The big players largely held the fort in 2017: GM led ‘em all with a hair over 3 million sales (3,001,602 specifically), down 1.4 percent. Ford was next with 2.56 million (off 0.9 percent), and Toyota moved 2.43 million, a 0.6-percent decline. But it was a very bad year for Fiat Chrysler: Its sales nosedived by 8.2 percent, to 2.06 million. Chrysler, Dodge and Fiat brands all suffered double-digit losses. Even bread-and-butter Jeep got sliced by 10.6 percent to about 829,000 units—an ominous sign in a market that’s completely ga-ga over SUVs. A bit surprisingly—or not, considering their car-centric lineups—Hyundai and Kia sales tanked by a respective 13.4 and 8.9 percent; though that’s after several consecutive years of sales records, and still left those brands selling 1.25 million units combined. In contrast, Honda and Nissan rode their vast lineups of affordable SUVs to defy the downward trend. Honda eked out a 0.2 percent gain to move a record 1.64 million cars in America. Nissan was just behind, setting its own American record with 1.59 million sales—up 1.9 percent.

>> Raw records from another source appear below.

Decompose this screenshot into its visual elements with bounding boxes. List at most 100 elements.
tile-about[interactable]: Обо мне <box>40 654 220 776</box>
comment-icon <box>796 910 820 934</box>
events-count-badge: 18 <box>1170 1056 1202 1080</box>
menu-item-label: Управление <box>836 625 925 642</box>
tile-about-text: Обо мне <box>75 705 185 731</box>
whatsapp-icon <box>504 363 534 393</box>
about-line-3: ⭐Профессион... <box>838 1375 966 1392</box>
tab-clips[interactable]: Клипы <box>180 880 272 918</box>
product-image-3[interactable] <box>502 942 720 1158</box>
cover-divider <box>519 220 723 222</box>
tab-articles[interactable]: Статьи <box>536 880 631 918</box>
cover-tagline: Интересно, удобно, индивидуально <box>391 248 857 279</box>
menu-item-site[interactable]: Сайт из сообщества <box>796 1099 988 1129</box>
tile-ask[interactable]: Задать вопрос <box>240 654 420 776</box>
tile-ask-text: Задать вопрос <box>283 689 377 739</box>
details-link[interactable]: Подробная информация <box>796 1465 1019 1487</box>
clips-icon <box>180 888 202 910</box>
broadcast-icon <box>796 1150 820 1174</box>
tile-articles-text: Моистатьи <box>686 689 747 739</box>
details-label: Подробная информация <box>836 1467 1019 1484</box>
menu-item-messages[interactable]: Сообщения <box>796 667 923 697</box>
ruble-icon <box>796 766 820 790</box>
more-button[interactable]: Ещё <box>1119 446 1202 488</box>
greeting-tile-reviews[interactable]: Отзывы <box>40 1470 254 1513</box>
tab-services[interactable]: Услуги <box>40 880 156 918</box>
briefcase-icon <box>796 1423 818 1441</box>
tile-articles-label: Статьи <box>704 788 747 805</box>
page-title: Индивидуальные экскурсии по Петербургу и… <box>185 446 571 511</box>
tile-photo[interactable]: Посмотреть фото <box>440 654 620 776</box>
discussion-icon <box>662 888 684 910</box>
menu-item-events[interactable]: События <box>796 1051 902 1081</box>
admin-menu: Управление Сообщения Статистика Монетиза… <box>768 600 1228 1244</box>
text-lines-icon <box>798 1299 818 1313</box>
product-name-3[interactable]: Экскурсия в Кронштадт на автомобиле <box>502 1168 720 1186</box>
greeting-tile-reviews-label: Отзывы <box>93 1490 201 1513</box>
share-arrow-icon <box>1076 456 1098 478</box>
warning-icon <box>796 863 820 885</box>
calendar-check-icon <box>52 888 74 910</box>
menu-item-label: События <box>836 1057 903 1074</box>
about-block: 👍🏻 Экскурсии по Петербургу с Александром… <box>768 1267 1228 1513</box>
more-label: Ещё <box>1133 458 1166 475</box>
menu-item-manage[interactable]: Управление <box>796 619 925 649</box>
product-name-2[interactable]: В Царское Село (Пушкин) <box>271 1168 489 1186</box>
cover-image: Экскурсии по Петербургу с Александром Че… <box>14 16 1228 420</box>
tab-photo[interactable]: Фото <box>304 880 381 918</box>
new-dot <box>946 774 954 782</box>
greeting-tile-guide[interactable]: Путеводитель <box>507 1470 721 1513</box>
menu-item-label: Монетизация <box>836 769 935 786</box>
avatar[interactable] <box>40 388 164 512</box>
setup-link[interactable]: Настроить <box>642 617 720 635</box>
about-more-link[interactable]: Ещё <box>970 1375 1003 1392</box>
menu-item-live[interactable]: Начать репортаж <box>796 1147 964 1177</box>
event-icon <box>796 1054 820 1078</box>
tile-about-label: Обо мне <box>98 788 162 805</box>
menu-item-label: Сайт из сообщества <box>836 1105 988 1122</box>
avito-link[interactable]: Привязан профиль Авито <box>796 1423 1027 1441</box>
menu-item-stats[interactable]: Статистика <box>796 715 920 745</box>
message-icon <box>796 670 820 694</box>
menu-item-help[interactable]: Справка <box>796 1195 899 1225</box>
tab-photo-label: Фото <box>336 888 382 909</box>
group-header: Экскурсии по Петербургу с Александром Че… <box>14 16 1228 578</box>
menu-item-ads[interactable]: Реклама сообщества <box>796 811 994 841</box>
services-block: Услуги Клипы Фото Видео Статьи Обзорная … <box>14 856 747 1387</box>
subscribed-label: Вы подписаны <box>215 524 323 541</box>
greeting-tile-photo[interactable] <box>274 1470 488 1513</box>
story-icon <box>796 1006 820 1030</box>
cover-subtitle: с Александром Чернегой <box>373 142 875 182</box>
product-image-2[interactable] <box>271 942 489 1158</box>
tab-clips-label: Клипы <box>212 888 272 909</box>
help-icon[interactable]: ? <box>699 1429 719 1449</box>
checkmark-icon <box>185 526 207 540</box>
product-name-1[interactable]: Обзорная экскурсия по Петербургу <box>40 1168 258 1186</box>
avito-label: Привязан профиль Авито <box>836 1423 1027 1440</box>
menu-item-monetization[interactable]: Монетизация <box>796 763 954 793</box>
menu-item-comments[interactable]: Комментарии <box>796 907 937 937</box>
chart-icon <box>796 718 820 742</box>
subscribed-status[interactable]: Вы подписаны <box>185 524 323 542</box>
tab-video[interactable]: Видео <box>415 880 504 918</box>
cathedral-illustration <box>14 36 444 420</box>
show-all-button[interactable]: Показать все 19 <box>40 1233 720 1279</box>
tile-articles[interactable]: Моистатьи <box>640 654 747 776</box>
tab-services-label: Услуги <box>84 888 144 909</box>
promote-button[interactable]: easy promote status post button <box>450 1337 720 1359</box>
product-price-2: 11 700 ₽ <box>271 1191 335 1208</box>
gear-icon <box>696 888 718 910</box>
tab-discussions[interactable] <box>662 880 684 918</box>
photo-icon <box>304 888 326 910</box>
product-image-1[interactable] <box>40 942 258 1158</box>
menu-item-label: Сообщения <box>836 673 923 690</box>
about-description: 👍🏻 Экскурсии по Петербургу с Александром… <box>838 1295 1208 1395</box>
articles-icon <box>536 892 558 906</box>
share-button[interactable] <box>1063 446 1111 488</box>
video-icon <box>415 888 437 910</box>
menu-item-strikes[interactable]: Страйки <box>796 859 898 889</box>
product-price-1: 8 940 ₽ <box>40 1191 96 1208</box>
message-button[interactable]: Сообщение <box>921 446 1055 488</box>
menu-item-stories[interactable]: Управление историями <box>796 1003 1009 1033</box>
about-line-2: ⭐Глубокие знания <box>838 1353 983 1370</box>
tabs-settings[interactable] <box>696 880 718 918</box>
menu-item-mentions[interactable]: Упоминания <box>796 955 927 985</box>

In the closely watched luxury-sales race, Mercedes-Benz continued to widen its lead, despite a 0.6-percent overall decline. An SUV blitzkrieg helped Mercedes to 372,325 sales, followed by BMW at 305,685 (off 2.3 percent) and Lexus just behind at 305,129 (down a notable 7.9 percent). But Audi continued to plug away, up 7.6 percent to 226,511 sales. That's the eighth straight year of record Audi sales, from a brand that didn't even top 100,000 sales in America until 2010.
And if you’re looking for an early contender for success in 2018, despite a tepid market, look no further than Chevrolet. For once, Chevy’s timing looks good: Aside from impressively designed, mass-market SUVs including the compact Equinox and three-row Traverse, they’ve got an all-new, super-profitable Silverado pickup—the best-selling model by far in the entire GM portfolio—coming to showrooms in 2018. (Can you say cha-ching)? Ford, in contrast, is looking at too many bare cupboards, putting pressure on both its stock price and new CEO Jim Hackett.
As reported by the Detroit Free Press, Ford's lineup is replete with aging, in-decline models like the Fusion and Taurus sedans, with few compelling replacements in sight. Worse, it’s been late or entirely AWOL in some of the nation’s hottest segments, including subcompact SUVs and midsize pickups. After grievous delays, we’ll finally see that midsize Ranger pickup at Detroit’s auto show in January, and a niche-model Bronco for 2020. Hackett and Ford have talked a big game on electrification and mobility services, yet the company doesn't have a legit competitor to the Chevy Bolt or other mainstream EVs. Ford needs a New Year's resolution: It must pick up the pace of vehicle introductions if it wants to stay in front of Toyota as America’s second-largest automaker—and fight for its slice of a shrinking market pie in 2018.